Stocks and indices quarterly update end Q2 2017
Stock indices have beaten off most bearish signals/overcome resistance levels till date. I am not a a stock perma-bear who is out to deliberately looking for short signals. However with all major indices at or hovering near to all-time high, it pays to be more alert to weakness than ever. Additionally, without any correction even if it is 5%, how can any bull enter the market without a discount as incentive?
Just buy at all time high with ‘faith’ that market will continue to rally or buy based on ‘faith’ that there is a sucker to unload to if shit hits the fan?
So this Ra-Ra rally will have to go on without me.
In this update, we look at STI components end-June and end-Q2 performance. Additionally, charts of DAX30 and XLRE (US Real Estate ETF).
STI component stocks: winners and losers end Q2 2017
- Straits Times Index is up 1.62% in the second quarter.
- Among component stocks, there are 16 winners and 14 losers. This is a notable change from the Q1 with 27 winners and 3 losers.

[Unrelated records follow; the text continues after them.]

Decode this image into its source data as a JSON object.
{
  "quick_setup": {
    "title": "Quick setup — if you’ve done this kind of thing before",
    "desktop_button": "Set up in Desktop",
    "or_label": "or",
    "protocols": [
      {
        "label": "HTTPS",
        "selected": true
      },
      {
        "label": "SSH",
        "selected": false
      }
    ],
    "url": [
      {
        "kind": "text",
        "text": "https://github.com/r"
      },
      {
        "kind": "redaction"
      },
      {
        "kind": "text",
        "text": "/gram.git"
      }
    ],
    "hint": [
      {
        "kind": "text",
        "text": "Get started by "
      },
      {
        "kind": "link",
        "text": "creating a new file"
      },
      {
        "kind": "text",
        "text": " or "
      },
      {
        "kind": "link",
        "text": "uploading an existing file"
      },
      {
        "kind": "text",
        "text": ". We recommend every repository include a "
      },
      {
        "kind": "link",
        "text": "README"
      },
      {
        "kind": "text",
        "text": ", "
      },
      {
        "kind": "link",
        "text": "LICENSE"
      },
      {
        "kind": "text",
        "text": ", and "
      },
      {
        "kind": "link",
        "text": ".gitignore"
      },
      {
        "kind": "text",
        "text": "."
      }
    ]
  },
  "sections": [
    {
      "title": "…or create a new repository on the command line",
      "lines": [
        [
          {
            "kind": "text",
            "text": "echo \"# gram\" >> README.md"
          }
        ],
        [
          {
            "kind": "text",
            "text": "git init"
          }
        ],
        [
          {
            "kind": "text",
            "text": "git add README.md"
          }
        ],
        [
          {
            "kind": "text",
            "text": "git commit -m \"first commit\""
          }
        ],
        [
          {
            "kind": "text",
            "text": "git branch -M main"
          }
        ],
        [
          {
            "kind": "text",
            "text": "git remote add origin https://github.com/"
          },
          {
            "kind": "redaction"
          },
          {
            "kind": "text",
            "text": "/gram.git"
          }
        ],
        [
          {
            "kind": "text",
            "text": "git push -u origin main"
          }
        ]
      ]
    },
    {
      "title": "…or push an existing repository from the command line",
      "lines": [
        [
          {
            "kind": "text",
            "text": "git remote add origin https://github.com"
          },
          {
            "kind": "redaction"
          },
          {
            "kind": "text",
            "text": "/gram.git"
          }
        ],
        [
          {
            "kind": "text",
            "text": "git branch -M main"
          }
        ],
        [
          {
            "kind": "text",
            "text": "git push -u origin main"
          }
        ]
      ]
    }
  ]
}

- Gain leaders are OCBC and SIA Engineering.
- Loss leaders are ComfortDelgro and Keppel Corp.
- Q1 2017 winners and losers here.
Coming back to the numbers of winners versus losers, this is what I wrote back in April
How much the STI goes up or down is not the only indicator of a health stock market. Market breadth is equally important. Market breadth describes the number of companies that are advancing versus declining. An advancing index accompanied by strong number of advancers is healthy. An advancing index accompanied by strong number of decliners shows bearish divergence.
From a shift of 3 losers in Q1 to 14 in Q2 in conjunction with a steep slowdown in the STI’s gain, I believe the index itself might be coming to a consolidation if not turning point. Whether or not, it is a good exercise to look at the number of winners versus losers to get confirmation.
End of June 2017 performance by STI constituents (by month)
- Straits Times Index finished June 2017 at 3226.48, up 0.49% from end of May 2017.
- 16 companies end the month positive, 13 companies in the red.
- Capitaland ended the month unchanged.
- UOL and Hutchison Port Holdings are gain leaders up 9.1% and 6.2% respectively.
- Genting Singapore and Yangzijiang Shipbuilding are loss leaders down 8.1% and 6.3% respectively.
Sectors to watch
Two markets I am very keen – DAX and XLRE. Year to date, XLRE (real estate) is the next weakest sector after XLE (energy) in the S&P basket. I wrote about Energy here ‘XLE ‘buyer’s remorse’, loses post-Trump election gains‘. XLRE is still in the positive territory but conspicuously did not make new high and is now printing a rising wedge.
XLRE rising wedge. Did not make new high (that itself is a bearish divergence from the S&P500).